Il y a toujours eu aussi un combat interne entre le fait d’écrire et le fait d’aimer. Comme si le fait d’écrire empêchait d’aimer, et réciproquement. J’ai tout le temps vécu ça ainsi. Force est de constater que dans les périodes les plus heureuses, je n’ai pas tenu de journal. Écrire un journal, voire écrire tout court, je crois bien que c’est lié à quelque chose de l’ordre du malheur.

J’ai toujours voulu me libérer, avec beaucoup de difficultés pour y parvenir, de ce mode d’écriture autobiographique. J’ai modifié la forme, changé la façon de m’exprimer de nombreuses fois, expérimenté maintes voies. Avec de longues, très longues périodes de silence. Étalées parfois sur plusieurs années. Ma première tentative de journal de bord, va-t-on dire, à la Bouvier, dans les années 1970, a eu lieu alors que je partais en Inde par la route avec un ami. Parvenu en Grèce, j’ai abandonné l’exercice, parce que c’était pour moi impossible : si je partageais quelque chose, je ne pouvais pas l’écrire. Je n’ai réellement commencé à le tenir de façon impérieuse qu’en 1977. C’est cette première période qu’a commencé à publier, plus de trente ans après, Florent Georgesco dans La Revue littéraire, aux Éditions Léo Scheer.

 

— En fait, ce journal est publié en fragments !

C’est très curieux et semble pourtant obéir à une logique, voire une détermination à la fois interne et sociologique qui me dépassent toutes deux. Je crois que dans toutes mes publications, jusqu’aux romans eux-mêmes, il y a une histoire intime qui les sous-tend. Vous l’avez remarqué : je ne suis pas rentré dans un cursus habituel où on publie un roman d’imagination, puis un deuxième, etc. J’ai commencé à publier de la poésie. C’est elle qui prend le pas sur tout le reste, comme d’ailleurs chez de nombreux prosateurs, à l’instar de Léautaud, par exemple, pour ne citer que lui.

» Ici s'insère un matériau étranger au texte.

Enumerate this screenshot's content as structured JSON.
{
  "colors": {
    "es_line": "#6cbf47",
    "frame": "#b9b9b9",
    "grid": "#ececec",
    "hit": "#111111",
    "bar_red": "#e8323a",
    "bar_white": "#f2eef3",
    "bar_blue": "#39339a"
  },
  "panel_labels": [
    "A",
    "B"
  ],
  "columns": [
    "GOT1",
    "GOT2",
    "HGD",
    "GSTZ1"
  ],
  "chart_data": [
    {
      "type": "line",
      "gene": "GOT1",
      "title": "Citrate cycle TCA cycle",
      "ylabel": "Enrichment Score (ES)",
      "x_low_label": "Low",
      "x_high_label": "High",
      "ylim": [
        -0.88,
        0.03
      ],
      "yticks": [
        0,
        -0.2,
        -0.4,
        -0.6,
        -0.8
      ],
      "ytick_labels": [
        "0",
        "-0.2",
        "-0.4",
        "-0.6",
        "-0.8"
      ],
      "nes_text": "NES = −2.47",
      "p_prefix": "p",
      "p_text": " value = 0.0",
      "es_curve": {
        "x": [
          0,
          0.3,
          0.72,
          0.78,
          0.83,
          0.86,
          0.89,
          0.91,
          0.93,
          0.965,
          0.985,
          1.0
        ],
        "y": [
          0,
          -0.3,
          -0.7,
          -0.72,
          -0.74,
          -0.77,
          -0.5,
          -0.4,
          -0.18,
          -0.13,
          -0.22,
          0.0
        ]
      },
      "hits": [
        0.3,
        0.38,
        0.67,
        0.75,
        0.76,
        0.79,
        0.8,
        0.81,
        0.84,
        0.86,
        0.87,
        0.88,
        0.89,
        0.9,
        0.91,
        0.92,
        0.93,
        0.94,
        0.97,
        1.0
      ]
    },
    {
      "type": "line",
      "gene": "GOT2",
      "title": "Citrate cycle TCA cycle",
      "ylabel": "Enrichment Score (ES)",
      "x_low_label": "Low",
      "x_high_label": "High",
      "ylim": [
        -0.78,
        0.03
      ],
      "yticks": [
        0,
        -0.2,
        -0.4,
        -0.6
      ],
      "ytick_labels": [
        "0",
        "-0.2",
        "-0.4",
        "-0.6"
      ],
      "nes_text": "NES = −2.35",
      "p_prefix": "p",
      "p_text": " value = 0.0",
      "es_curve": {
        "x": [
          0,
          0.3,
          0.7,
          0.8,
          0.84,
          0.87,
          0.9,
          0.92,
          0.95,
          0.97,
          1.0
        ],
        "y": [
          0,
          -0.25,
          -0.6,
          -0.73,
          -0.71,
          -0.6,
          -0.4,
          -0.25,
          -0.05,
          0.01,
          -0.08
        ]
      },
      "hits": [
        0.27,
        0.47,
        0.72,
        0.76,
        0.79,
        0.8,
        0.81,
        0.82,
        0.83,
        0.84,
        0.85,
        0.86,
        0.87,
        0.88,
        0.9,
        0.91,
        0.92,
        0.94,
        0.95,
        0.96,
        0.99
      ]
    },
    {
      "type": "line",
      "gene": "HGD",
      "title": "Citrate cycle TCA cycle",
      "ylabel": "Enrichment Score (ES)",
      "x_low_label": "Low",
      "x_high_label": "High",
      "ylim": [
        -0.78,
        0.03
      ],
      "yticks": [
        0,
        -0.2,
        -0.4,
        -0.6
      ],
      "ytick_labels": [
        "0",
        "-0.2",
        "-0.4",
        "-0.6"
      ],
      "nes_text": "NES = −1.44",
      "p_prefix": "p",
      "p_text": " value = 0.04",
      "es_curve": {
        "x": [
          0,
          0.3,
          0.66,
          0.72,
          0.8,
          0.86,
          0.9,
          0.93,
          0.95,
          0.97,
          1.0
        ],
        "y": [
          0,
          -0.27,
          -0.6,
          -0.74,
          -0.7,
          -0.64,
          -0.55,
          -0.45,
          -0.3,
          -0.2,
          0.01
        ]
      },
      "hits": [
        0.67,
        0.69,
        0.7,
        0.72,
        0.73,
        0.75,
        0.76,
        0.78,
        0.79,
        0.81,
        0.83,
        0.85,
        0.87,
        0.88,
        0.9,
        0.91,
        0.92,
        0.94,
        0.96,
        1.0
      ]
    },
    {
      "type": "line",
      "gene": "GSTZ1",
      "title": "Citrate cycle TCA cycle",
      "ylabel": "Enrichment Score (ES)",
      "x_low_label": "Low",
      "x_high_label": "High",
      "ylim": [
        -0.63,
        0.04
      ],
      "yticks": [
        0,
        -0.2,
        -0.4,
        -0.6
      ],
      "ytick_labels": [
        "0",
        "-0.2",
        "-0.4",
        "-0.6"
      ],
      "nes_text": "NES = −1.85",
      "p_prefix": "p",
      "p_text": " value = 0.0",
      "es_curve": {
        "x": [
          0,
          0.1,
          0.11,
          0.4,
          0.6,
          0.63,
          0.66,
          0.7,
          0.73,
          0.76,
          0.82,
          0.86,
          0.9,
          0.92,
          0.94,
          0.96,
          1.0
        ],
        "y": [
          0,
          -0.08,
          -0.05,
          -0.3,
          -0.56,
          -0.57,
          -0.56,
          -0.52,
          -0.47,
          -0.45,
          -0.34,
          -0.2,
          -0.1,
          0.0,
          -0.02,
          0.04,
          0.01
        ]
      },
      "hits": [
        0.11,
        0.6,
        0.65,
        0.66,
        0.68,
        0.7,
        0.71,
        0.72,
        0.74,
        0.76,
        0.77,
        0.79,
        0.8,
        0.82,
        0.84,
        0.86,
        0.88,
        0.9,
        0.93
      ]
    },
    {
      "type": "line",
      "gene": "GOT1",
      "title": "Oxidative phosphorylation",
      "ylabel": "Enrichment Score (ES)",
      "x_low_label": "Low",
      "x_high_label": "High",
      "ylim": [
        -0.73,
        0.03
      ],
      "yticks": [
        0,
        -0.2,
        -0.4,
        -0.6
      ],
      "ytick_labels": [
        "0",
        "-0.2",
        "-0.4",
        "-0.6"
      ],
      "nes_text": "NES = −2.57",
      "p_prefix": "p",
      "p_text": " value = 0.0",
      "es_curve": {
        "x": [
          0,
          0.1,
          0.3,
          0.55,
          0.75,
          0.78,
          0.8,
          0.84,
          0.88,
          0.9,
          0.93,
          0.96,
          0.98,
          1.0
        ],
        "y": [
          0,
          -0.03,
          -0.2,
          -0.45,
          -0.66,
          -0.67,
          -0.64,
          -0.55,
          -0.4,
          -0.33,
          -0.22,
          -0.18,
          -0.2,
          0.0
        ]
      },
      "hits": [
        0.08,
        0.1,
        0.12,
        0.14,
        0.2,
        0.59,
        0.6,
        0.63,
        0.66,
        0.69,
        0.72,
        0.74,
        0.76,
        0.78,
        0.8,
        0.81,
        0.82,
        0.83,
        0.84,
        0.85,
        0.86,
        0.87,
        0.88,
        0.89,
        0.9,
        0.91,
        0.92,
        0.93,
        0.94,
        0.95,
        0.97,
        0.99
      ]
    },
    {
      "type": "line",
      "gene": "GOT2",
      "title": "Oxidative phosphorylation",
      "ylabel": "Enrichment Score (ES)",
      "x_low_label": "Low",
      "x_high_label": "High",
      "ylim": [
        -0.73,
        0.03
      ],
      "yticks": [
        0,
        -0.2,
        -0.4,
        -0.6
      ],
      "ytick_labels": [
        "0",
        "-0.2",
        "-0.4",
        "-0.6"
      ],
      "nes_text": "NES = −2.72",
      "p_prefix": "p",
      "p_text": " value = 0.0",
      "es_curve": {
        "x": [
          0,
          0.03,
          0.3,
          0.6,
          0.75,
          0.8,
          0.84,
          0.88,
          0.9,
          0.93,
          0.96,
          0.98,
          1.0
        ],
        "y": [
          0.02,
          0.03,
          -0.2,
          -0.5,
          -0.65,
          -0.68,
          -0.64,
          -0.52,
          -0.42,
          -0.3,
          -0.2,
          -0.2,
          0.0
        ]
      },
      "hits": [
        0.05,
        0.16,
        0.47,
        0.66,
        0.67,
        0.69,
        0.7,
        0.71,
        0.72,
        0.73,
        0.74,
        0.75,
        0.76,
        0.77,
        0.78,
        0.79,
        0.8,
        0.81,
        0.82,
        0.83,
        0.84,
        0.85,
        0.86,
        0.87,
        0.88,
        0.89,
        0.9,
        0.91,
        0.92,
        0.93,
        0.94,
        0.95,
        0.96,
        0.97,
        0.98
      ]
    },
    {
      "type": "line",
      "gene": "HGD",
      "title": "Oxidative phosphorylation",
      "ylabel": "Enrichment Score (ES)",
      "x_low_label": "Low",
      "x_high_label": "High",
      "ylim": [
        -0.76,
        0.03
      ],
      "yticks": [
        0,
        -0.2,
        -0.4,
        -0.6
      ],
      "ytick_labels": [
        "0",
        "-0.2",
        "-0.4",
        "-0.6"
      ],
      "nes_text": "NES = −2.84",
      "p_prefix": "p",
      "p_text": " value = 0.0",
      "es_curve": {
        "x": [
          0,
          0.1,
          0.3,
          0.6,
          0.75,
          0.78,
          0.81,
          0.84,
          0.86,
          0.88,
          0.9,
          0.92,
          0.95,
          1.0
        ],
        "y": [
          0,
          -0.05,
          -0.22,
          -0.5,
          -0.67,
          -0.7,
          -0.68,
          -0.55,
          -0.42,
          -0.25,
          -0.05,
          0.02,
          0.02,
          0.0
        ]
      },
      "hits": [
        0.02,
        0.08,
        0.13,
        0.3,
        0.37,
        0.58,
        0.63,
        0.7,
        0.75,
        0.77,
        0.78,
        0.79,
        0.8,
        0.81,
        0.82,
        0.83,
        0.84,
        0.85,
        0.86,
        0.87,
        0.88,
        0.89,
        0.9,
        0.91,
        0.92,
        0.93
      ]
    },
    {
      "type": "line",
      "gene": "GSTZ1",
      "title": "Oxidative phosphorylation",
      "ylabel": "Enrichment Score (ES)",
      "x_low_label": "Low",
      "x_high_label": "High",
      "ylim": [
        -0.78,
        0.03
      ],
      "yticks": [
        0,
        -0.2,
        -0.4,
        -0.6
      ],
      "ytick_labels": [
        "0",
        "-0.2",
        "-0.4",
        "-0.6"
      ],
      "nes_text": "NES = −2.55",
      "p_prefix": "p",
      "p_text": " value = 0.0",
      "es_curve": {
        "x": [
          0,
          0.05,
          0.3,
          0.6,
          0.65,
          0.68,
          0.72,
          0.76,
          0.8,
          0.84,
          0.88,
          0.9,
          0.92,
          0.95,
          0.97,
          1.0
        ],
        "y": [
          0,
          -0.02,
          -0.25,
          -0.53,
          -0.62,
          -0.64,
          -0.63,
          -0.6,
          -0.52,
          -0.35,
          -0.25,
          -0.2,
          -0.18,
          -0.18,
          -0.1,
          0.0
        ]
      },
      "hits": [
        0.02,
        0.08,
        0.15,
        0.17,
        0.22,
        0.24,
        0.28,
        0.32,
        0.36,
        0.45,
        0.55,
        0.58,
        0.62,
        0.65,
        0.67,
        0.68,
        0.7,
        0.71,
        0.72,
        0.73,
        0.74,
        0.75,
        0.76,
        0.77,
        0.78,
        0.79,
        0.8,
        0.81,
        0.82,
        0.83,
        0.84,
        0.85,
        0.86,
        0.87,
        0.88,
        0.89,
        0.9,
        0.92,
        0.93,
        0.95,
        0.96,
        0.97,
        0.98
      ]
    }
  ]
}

Pour L’Année Alison, c’est très particulier. J’avais publié quelques années plus tôt un essai sur les relations entre l’érotisme et la gastronomie chez les libertins du XVIIIe siècle, L’Amour gourmand, à la Musardine, une maison d’édition spécialisée dans le domaine érotique. Je leur ai confié à ce moment-là un petit recueil de fragments érotiques que je voulais publier sous pseudonyme. Je ne saurais dire pourquoi le fait de publier sous mon nom me gênait. Disons que je sentais qu’il ne fallait pas que je le fasse. Plusieurs années après, j’ai été amené à faire lire à un ami cinéaste, qui subissait une rupture amoureuse très dure, un extrait de mon journal où je raconte justement une rupture au même âge qu’il avait alors : 36 ans. Avec, évidemment, plein d’évocations liées à une sexualité débordante, à la fois intempestive et malheureuse. Et je me suis dit que si je pouvais le donner à lire à cet ami, je pouvais aussi bien proposer cet extrait de journal à un éditeur. C’est ainsi que j’ai publié mon journal de l’année 1986… et mes textes érotiques ! Sous mon nom ! Nous avons donc publié les deux livres en même temps, en 2006 : L’Année Alison et Heures tendres.

La démarche romanesque est venue encore plus tard.


© RG


 

— Votre dernier roman, par certains aspects, fait penser à un journal romancé.

Oui, c’est d’ailleurs revendiqué dès le départ. Le narrateur, Philippe Darcueil, déclare d’entrée de jeu dans un train, par une sorte de défi, qu’il va écrire son journal à la troisième personne, comme s’il devenait un personnage de roman, comme s’il allait franchir une nouvelle étape de sa vie tel un nouveau chapitre romanesque correspondant à la quête d’un travail à Paris et, surtout, à la séparation d’avec Sandra, une adolescente éperdument amoureuse de lui qu’il laisse à son corps défendant dans l’Ariège, où il vivait une passion avec elle, au sein d’une communauté « libertaire ». D’emblée, il y a une mise en abîme, une prise de risque à la fois formelle et, disons, philosophique. En tout cas, poétique, sous l’égide du « Lâchez tout ! » d’André Breton.

 

— Alors quelle est la part autobiographique ?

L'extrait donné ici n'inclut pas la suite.